Langa no comprendía para nada ni la tensión previa de Reki ni el buen humor actual.
—¿Que sino? ¿A qué costumbre japonesa te refieres?¿A comer la tarta esa de Navidad?
Reki sin dejar de reír miró con mucha ternura a Langa.
—Ay, eres tan inocente.
—No lo soy —replicó un tanto ofendido Langa —. Si me explicas el porqué me has malentendido. ¿En qué pensabas cuando te dije de pasar la nochebuena juntos?
Eso hizo que volviese el sonrojo de Reki.
—¡Huy! ¡Debe ser tan tarde! ¡Vámonos a casa!
Antes de que pudiese subir al monopatín, Langa le agarró de la muñeca.
—Reki, please, cuéntamelo.
—No te lo voy a explicar —le advirtió Reki intentando soltarse.
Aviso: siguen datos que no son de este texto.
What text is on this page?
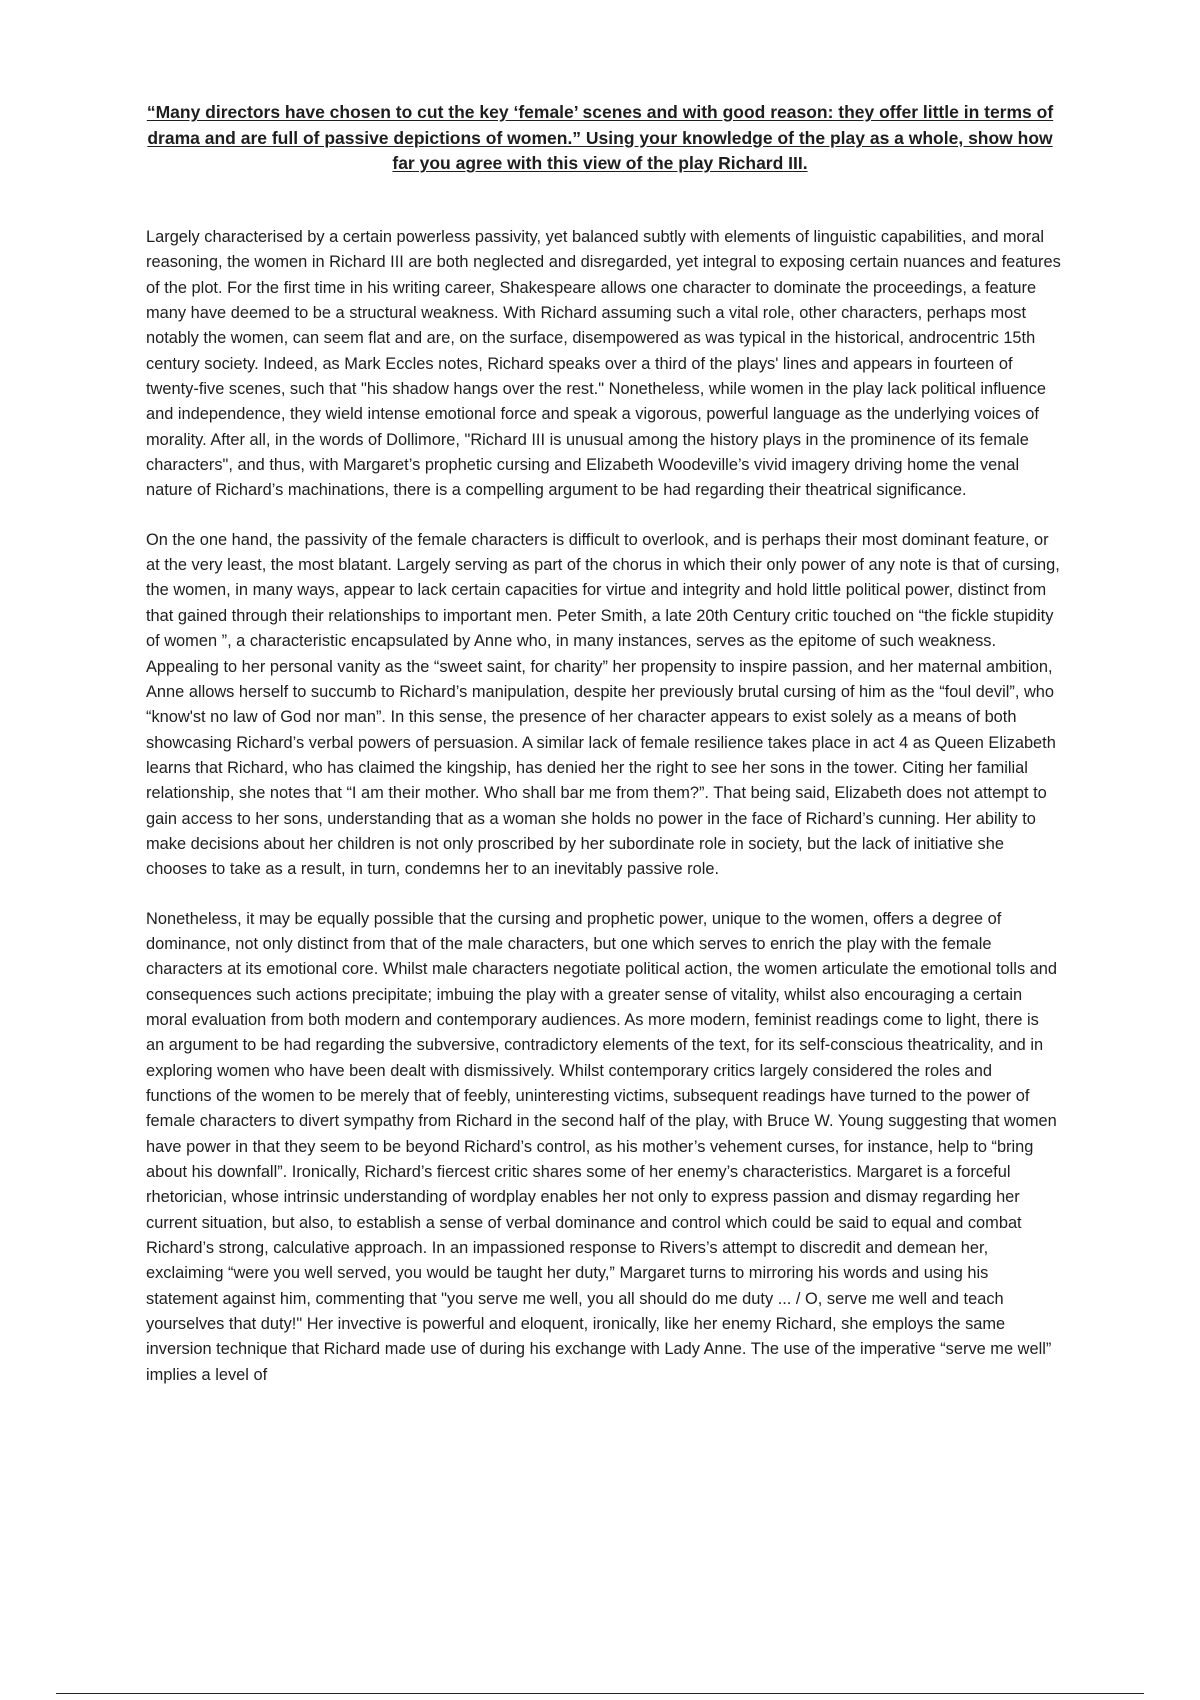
“Many directors have chosen to cut the key ‘female’ scenes and with good reason: they offer little in terms of drama and are full of passive depictions of women.” Using your knowledge of the play as a whole, show how far you agree with this view of the play Richard III.

Largely characterised by a certain powerless passivity, yet balanced subtly with elements of linguistic capabilities, and moral reasoning, the women in Richard III are both neglected and disregarded, yet integral to exposing certain nuances and features of the plot. For the first time in his writing career, Shakespeare allows one character to dominate the proceedings, a feature many have deemed to be a structural weakness. With Richard assuming such a vital role, other characters, perhaps most notably the women, can seem flat and are, on the surface, disempowered as was typical in the historical, androcentric 15th century society. Indeed, as Mark Eccles notes, Richard speaks over a third of the plays' lines and appears in fourteen of twenty-five scenes, such that "his shadow hangs over the rest." Nonetheless, while women in the play lack political influence and independence, they wield intense emotional force and speak a vigorous, powerful language as the underlying voices of morality. After all, in the words of Dollimore, "Richard III is unusual among the history plays in the prominence of its female characters", and thus, with Margaret’s prophetic cursing and Elizabeth Woodeville’s vivid imagery driving home the venal nature of Richard’s machinations, there is a compelling argument to be had regarding their theatrical significance.

On the one hand, the passivity of the female characters is difficult to overlook, and is perhaps their most dominant feature, or at the very least, the most blatant. Largely serving as part of the chorus in which their only power of any note is that of cursing, the women, in many ways, appear to lack certain capacities for virtue and integrity and hold little political power, distinct from that gained through their relationships to important men. Peter Smith, a late 20th Century critic touched on “the fickle stupidity of women ”, a characteristic encapsulated by Anne who, in many instances, serves as the epitome of such weakness. Appealing to her personal vanity as the “sweet saint, for charity” her propensity to inspire passion, and her maternal ambition, Anne allows herself to succumb to Richard’s manipulation, despite her previously brutal cursing of him as the “foul devil”, who “know'st no law of God nor man”. In this sense, the presence of her character appears to exist solely as a means of both showcasing Richard’s verbal powers of persuasion. A similar lack of female resilience takes place in act 4 as Queen Elizabeth learns that Richard, who has claimed the kingship, has denied her the right to see her sons in the tower. Citing her familial relationship, she notes that “I am their mother. Who shall bar me from them?”. That being said, Elizabeth does not attempt to gain access to her sons, understanding that as a woman she holds no power in the face of Richard’s cunning. Her ability to make decisions about her children is not only proscribed by her subordinate role in society, but the lack of initiative she chooses to take as a result, in turn, condemns her to an inevitably passive role.

Nonetheless, it may be equally possible that the cursing and prophetic power, unique to the women, offers a degree of dominance, not only distinct from that of the male characters, but one which serves to enrich the play with the female characters at its emotional core. Whilst male characters negotiate political action, the women articulate the emotional tolls and consequences such actions precipitate; imbuing the play with a greater sense of vitality, whilst also encouraging a certain moral evaluation from both modern and contemporary audiences. As more modern, feminist readings come to light, there is an argument to be had regarding the subversive, contradictory elements of the text, for its self-conscious theatricality, and in exploring women who have been dealt with dismissively. Whilst contemporary critics largely considered the roles and functions of the women to be merely that of feebly, uninteresting victims, subsequent readings have turned to the power of female characters to divert sympathy from Richard in the second half of the play, with Bruce W. Young suggesting that women have power in that they seem to be beyond Richard’s control, as his mother’s vehement curses, for instance, help to “bring about his downfall”. Ironically, Richard’s fiercest critic shares some of her enemy’s characteristics. Margaret is a forceful rhetorician, whose intrinsic understanding of wordplay enables her not only to express passion and dismay regarding her current situation, but also, to establish a sense of verbal dominance and control which could be said to equal and combat Richard’s strong, calculative approach. In an impassioned response to Rivers’s attempt to discredit and demean her, exclaiming “were you well served, you would be taught her duty,” Margaret turns to mirroring his words and using his statement against him, commenting that "you serve me well, you all should do me duty ... / O, serve me well and teach yourselves that duty!" Her invective is powerful and eloquent, ironically, like her enemy Richard, she employs the same inversion technique that Richard made use of during his exchange with Lady Anne. The use of the imperative “serve me well” implies a level of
Langa sabía que cuando Reki se cerraba así, era inútil insistir, así que lo dejó estar y con toda sinceridad le dijo:
—Hablaba en serio cuando decía que me gustaría que cenaras en mi casa, pero tal vez es demasiado pronto para mi madre. Hace dos años fue la última vez que mi padre estuvo con nosotros —la voz de Langa se quebró —. El año pasado ella no tuvo el ánimo de celebrarlo, sin embargo este año está animada —al recordar como ella volvía a sonreír e incluso ponía villancicos de internet, Langa sintió que la angustia que le atenazaba al mirar al pasado se dispersaba y siguió con más energía—: Incluso vamos a adornar la casa y hacernos regalos. Creo que necesitamos los dos, ella y yo, tener una pequeña celebración de Navidad para, de alguna forma, avanzar.
Mientras le hablaba Reki había vuelto a relajarse, se había acercado más a él y le miró con mucha ternura mientras le acariciaba la mejilla.
—El año que viene, Langa. El año que viene lo celebremos los tres juntos.
Se besaron con ternura y tras esa promesa se sonrieron, chocaron los puños haciendo el signo del infinito y patinaron hacia su hogar.